Papaver somniferum is obviously a dangerous plant with very addictive properties, and yet one who brings great mercy to those suffering agonizing pain and terminal illnesses—and one often denied by American doctors steeped in a Protestant heritage.  Yet, it’s been in the medical pharmacopoeia since ancient Egypt and was used by ancient Neolithic Europeans as witnessed by the burials in the cave at Albunol in southern Spain, dating to c.4200 BCE. It’s also been quite involved with a lot of our artistic and literary masterpieces (hello, Samuel Coleridge). According to Filan: “Illegal “drugs” happen to be particularly powerful substances: they’re so strong that they frighten the Powers that Be.  They should be approached with caution, as they can ruin lives. They should be approached with knowledge gained not from hysterical propaganda but from clear-headed research. But that very power and danger suggests that they have much to offer the Shaman.”

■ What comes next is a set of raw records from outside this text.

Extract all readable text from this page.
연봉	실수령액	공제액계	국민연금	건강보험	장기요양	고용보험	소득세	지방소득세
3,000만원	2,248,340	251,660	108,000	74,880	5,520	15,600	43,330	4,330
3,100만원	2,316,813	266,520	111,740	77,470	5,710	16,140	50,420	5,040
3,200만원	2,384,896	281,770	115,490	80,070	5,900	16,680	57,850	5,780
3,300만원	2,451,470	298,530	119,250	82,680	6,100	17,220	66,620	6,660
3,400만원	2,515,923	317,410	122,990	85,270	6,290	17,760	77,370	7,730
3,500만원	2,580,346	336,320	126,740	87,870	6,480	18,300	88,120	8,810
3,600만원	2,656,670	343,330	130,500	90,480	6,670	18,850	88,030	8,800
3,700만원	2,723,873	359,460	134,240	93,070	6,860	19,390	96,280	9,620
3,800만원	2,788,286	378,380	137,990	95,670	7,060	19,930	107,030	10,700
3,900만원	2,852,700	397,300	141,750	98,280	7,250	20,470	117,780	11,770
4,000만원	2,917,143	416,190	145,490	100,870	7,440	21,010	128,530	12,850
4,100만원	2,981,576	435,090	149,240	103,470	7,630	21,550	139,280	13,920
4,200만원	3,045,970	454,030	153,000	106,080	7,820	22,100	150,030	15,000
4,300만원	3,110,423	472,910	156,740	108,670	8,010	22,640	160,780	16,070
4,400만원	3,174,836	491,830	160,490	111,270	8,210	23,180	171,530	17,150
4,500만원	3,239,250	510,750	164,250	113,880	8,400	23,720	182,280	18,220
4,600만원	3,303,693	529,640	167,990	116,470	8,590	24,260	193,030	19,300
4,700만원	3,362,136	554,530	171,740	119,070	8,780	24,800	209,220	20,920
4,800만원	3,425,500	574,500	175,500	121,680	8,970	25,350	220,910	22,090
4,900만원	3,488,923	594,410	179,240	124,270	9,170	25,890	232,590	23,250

It should be borne in mind that all of these plants (and fungi) are very, very different, and that in traditional cultures and indigenous religious practices there were protocols and set-aside contexts for working with them. We live in a society where addiction to shopping, phones and other gadgets, entertainment, sugar, and oil (and on and on) is ubiquitous; shutting down discussion of entheogens (or any species of life) certainly does not help our situation. Neither does black and white or one-size-fits-all thinking.


*I can’t go along with the pagan convention of calling Scandinavian/Germanic traditions ‘Northern’; really that word conjures thoughts of Inuit, Athabascan, Chuckchi, Nenets, Yakut,  Saami and other Arctic peoples.